Przychody Sygnity w całym roku finansowym wyniosły 481,9 mln zł, a zysk netto – 10,3 mln zł. Poprzedni rok obrotowy nie był porównywalny, gdyż trwał prawie 2 lata (od stycznia 2011 r. do września 2012 r.), natomiast w analogicznym okresie (październik 2011 r. – wrzesień 2012 r.) spółka miała blisko 13 mln zł straty przy przychodach 522,8 mln zł.
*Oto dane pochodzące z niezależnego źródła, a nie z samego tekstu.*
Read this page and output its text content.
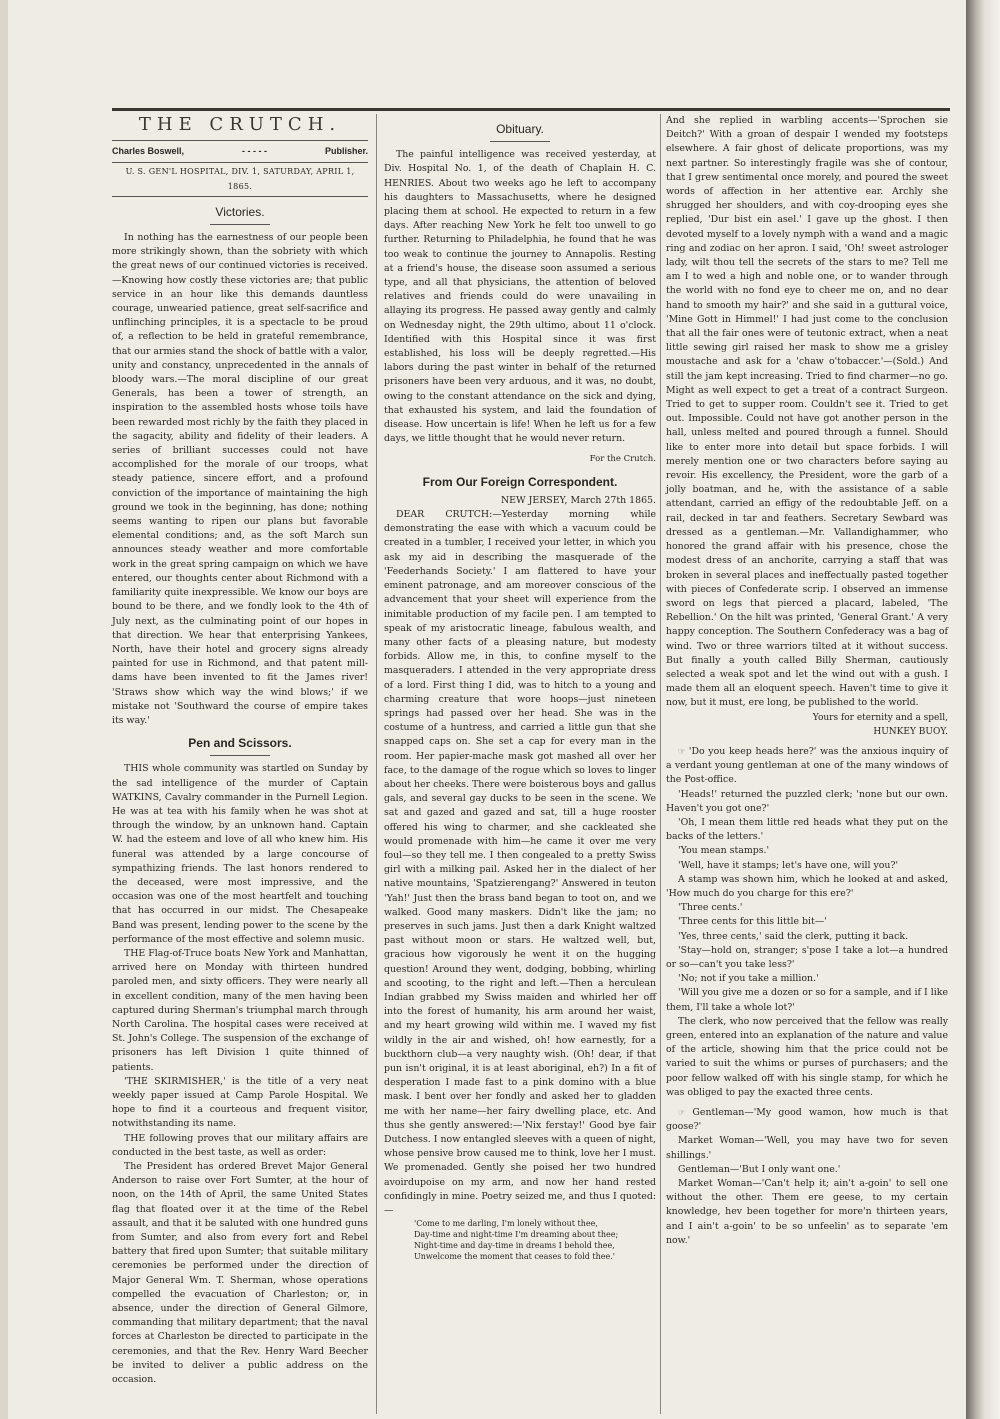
THE CRUTCH.
Charles Boswell,	- - - - -	Publisher.
U. S. GEN'L HOSPITAL, DIV. 1, SATURDAY, APRIL 1, 1865.
Victories.

In nothing has the earnestness of our people been more strikingly shown, than the sobriety with which the great news of our continued victories is received.—Knowing how costly these victories are; that public service in an hour like this demands dauntless courage, unwearied patience, great self-sacrifice and unflinching principles, it is a spectacle to be proud of, a reflection to be held in grateful remembrance, that our armies stand the shock of battle with a valor, unity and constancy, unprecedented in the annals of bloody wars.—The moral discipline of our great Generals, has been a tower of strength, an inspiration to the assembled hosts whose toils have been rewarded most richly by the faith they placed in the sagacity, ability and fidelity of their leaders. A series of brilliant successes could not have accomplished for the morale of our troops, what steady patience, sincere effort, and a profound conviction of the importance of maintaining the high ground we took in the beginning, has done; nothing seems wanting to ripen our plans but favorable elemental conditions; and, as the soft March sun announces steady weather and more comfortable work in the great spring campaign on which we have entered, our thoughts center about Richmond with a familiarity quite inexpressible. We know our boys are bound to be there, and we fondly look to the 4th of July next, as the culminating point of our hopes in that direction. We hear that enterprising Yankees, North, have their hotel and grocery signs already painted for use in Richmond, and that patent mill-dams have been invented to fit the James river! 'Straws show which way the wind blows;' if we mistake not 'Southward the course of empire takes its way.'

Pen and Scissors.

THIS whole community was startled on Sunday by the sad intelligence of the murder of Captain WATKINS, Cavalry commander in the Purnell Legion. He was at tea with his family when he was shot at through the window, by an unknown hand. Captain W. had the esteem and love of all who knew him. His funeral was attended by a large concourse of sympathizing friends. The last honors rendered to the deceased, were most impressive, and the occasion was one of the most heartfelt and touching that has occurred in our midst. The Chesapeake Band was present, lending power to the scene by the performance of the most effective and solemn music.

THE Flag-of-Truce boats New York and Manhattan, arrived here on Monday with thirteen hundred paroled men, and sixty officers. They were nearly all in excellent condition, many of the men having been captured during Sherman's triumphal march through North Carolina. The hospital cases were received at St. John's College. The suspension of the exchange of prisoners has left Division 1 quite thinned of patients.

'THE SKIRMISHER,' is the title of a very neat weekly paper issued at Camp Parole Hospital. We hope to find it a courteous and frequent visitor, notwithstanding its name.

THE following proves that our military affairs are conducted in the best taste, as well as order:

The President has ordered Brevet Major General Anderson to raise over Fort Sumter, at the hour of noon, on the 14th of April, the same United States flag that floated over it at the time of the Rebel assault, and that it be saluted with one hundred guns from Sumter, and also from every fort and Rebel battery that fired upon Sumter; that suitable military ceremonies be performed under the direction of Major General Wm. T. Sherman, whose operations compelled the evacuation of Charleston; or, in absence, under the direction of General Gilmore, commanding that military department; that the naval forces at Charleston be directed to participate in the ceremonies, and that the Rev. Henry Ward Beecher be invited to deliver a public address on the occasion.

Obituary.

The painful intelligence was received yesterday, at Div. Hospital No. 1, of the death of Chaplain H. C. HENRIES. About two weeks ago he left to accompany his daughters to Massachusetts, where he designed placing them at school. He expected to return in a few days. After reaching New York he felt too unwell to go further. Returning to Philadelphia, he found that he was too weak to continue the journey to Annapolis. Resting at a friend's house, the disease soon assumed a serious type, and all that physicians, the attention of beloved relatives and friends could do were unavailing in allaying its progress. He passed away gently and calmly on Wednesday night, the 29th ultimo, about 11 o'clock. Identified with this Hospital since it was first established, his loss will be deeply regretted.—His labors during the past winter in behalf of the returned prisoners have been very arduous, and it was, no doubt, owing to the constant attendance on the sick and dying, that exhausted his system, and laid the foundation of disease. How uncertain is life! When he left us for a few days, we little thought that he would never return.

For the Crutch.
From Our Foreign Correspondent.
NEW JERSEY, March 27th 1865.

DEAR CRUTCH:—Yesterday morning while demonstrating the ease with which a vacuum could be created in a tumbler, I received your letter, in which you ask my aid in describing the masquerade of the 'Feederhands Society.' I am flattered to have your eminent patronage, and am moreover conscious of the advancement that your sheet will experience from the inimitable production of my facile pen. I am tempted to speak of my aristocratic lineage, fabulous wealth, and many other facts of a pleasing nature, but modesty forbids. Allow me, in this, to confine myself to the masqueraders. I attended in the very appropriate dress of a lord. First thing I did, was to hitch to a young and charming creature that wore hoops—just nineteen springs had passed over her head. She was in the costume of a huntress, and carried a little gun that she snapped caps on. She set a cap for every man in the room. Her papier-mache mask got mashed all over her face, to the damage of the rogue which so loves to linger about her cheeks. There were boisterous boys and gallus gals, and several gay ducks to be seen in the scene. We sat and gazed and gazed and sat, till a huge rooster offered his wing to charmer, and she cackleated she would promenade with him—he came it over me very foul—so they tell me. I then congealed to a pretty Swiss girl with a milking pail. Asked her in the dialect of her native mountains, 'Spatzierengang?' Answered in teuton 'Yah!' Just then the brass band began to toot on, and we walked. Good many maskers. Didn't like the jam; no preserves in such jams. Just then a dark Knight waltzed past without moon or stars. He waltzed well, but, gracious how vigorously he went it on the hugging question! Around they went, dodging, bobbing, whirling and scooting, to the right and left.—Then a herculean Indian grabbed my Swiss maiden and whirled her off into the forest of humanity, his arm around her waist, and my heart growing wild within me. I waved my fist wildly in the air and wished, oh! how earnestly, for a buckthorn club—a very naughty wish. (Oh! dear, if that pun isn't original, it is at least aboriginal, eh?) In a fit of desperation I made fast to a pink domino with a blue mask. I bent over her fondly and asked her to gladden me with her name—her fairy dwelling place, etc. And thus she gently answered:—'Nix ferstay!' Good bye fair Dutchess. I now entangled sleeves with a queen of night, whose pensive brow caused me to think, love her I must. We promenaded. Gently she poised her two hundred avoirdupoise on my arm, and now her hand rested confidingly in mine. Poetry seized me, and thus I quoted:—

'Come to me darling, I'm lonely without thee,

Day-time and night-time I'm dreaming about thee;

Night-time and day-time in dreams I behold thee,

Unwelcome the moment that ceases to fold thee.'

And she replied in warbling accents—'Sprochen sie Deitch?' With a groan of despair I wended my footsteps elsewhere. A fair ghost of delicate proportions, was my next partner. So interestingly fragile was she of contour, that I grew sentimental once morely, and poured the sweet words of affection in her attentive ear. Archly she shrugged her shoulders, and with coy-drooping eyes she replied, 'Dur bist ein asel.' I gave up the ghost. I then devoted myself to a lovely nymph with a wand and a magic ring and zodiac on her apron. I said, 'Oh! sweet astrologer lady, wilt thou tell the secrets of the stars to me? Tell me am I to wed a high and noble one, or to wander through the world with no fond eye to cheer me on, and no dear hand to smooth my hair?' and she said in a guttural voice, 'Mine Gott in Himmel!' I had just come to the conclusion that all the fair ones were of teutonic extract, when a neat little sewing girl raised her mask to show me a grisley moustache and ask for a 'chaw o'tobaccer.'—(Sold.) And still the jam kept increasing. Tried to find charmer—no go. Might as well expect to get a treat of a contract Surgeon. Tried to get to supper room. Couldn't see it. Tried to get out. Impossible. Could not have got another person in the hall, unless melted and poured through a funnel. Should like to enter more into detail but space forbids. I will merely mention one or two characters before saying au revoir. His excellency, the President, wore the garb of a jolly boatman, and he, with the assistance of a sable attendant, carried an effigy of the redoubtable Jeff. on a rail, decked in tar and feathers. Secretary Sewbard was dressed as a gentleman.—Mr. Vallandighammer, who honored the grand affair with his presence, chose the modest dress of an anchorite, carrying a staff that was broken in several places and ineffectually pasted together with pieces of Confederate scrip. I observed an immense sword on legs that pierced a placard, labeled, 'The Rebellion.' On the hilt was printed, 'General Grant.' A very happy conception. The Southern Confederacy was a bag of wind. Two or three warriors tilted at it without success. But finally a youth called Billy Sherman, cautiously selected a weak spot and let the wind out with a gush. I made them all an eloquent speech. Haven't time to give it now, but it must, ere long, be published to the world.

Yours for eternity and a spell,
HUNKEY BUOY.

☞ 'Do you keep heads here?' was the anxious inquiry of a verdant young gentleman at one of the many windows of the Post-office.

'Heads!' returned the puzzled clerk; 'none but our own. Haven't you got one?'

'Oh, I mean them little red heads what they put on the backs of the letters.'

'You mean stamps.'

'Well, have it stamps; let's have one, will you?'

A stamp was shown him, which he looked at and asked, 'How much do you charge for this ere?'

'Three cents.'

'Three cents for this little bit—'

'Yes, three cents,' said the clerk, putting it back.

'Stay—hold on, stranger; s'pose I take a lot—a hundred or so—can't you take less?'

'No; not if you take a million.'

'Will you give me a dozen or so for a sample, and if I like them, I'll take a whole lot?'

The clerk, who now perceived that the fellow was really green, entered into an explanation of the nature and value of the article, showing him that the price could not be varied to suit the whims or purses of purchasers; and the poor fellow walked off with his single stamp, for which he was obliged to pay the exacted three cents.

☞ Gentleman—'My good wamon, how much is that goose?'

Market Woman—'Well, you may have two for seven shillings.'

Gentleman—'But I only want one.'

Market Woman—'Can't help it; ain't a-goin' to sell one without the other. Them ere geese, to my certain knowledge, hev been together for more'n thirteen years, and I ain't a-goin' to be so unfeelin' as to separate 'em now.'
Na plusie Sygnity zamknęło także III kw. br. (czyli IV kw. roku obrotowego 2013). Zysk wyniósł 0,9 mln zł, czyli mniej niż oczekiwali analitycy (ok. 1,5 mln zł). Wielkość obrotów to 125 mln zł.

Prezes Janusz R. Guy poinformował akcjonariuszy, że mimo przychodów niższych niż w poprzednim roku finansowym poprawiły się marże (w III kw. br. marża brutto ze sprzedaży wyniosła 18,6 proc., a w całym roku obrotowym – 19,6 proc.). Szef spółki twierdzi, że dobry wynik Sygnity osiągnęło dzięki realizacji strategii, która zakłada poprawę marżowości m.in. dzięki nadzorowi nad rentownością poszczególnych kontraktów, kontroli kosztów, koncentracji na trzech grupach produktów: licencje i oprogramowanie, usługi wdrożeniowe oraz serwis. Według prezesa Sygnity rozpoczęło realizację kilku projektów rozwojowych. Na razie nie ujawniono szczegółów.

Według Janusz R. Guya portfel umów Sygnity zawartych na rok obrotowy 2014 (podpisane kontrakty) jest o 50 mln zł wyższy niż w minionym roku i wynosi 321 mln zł.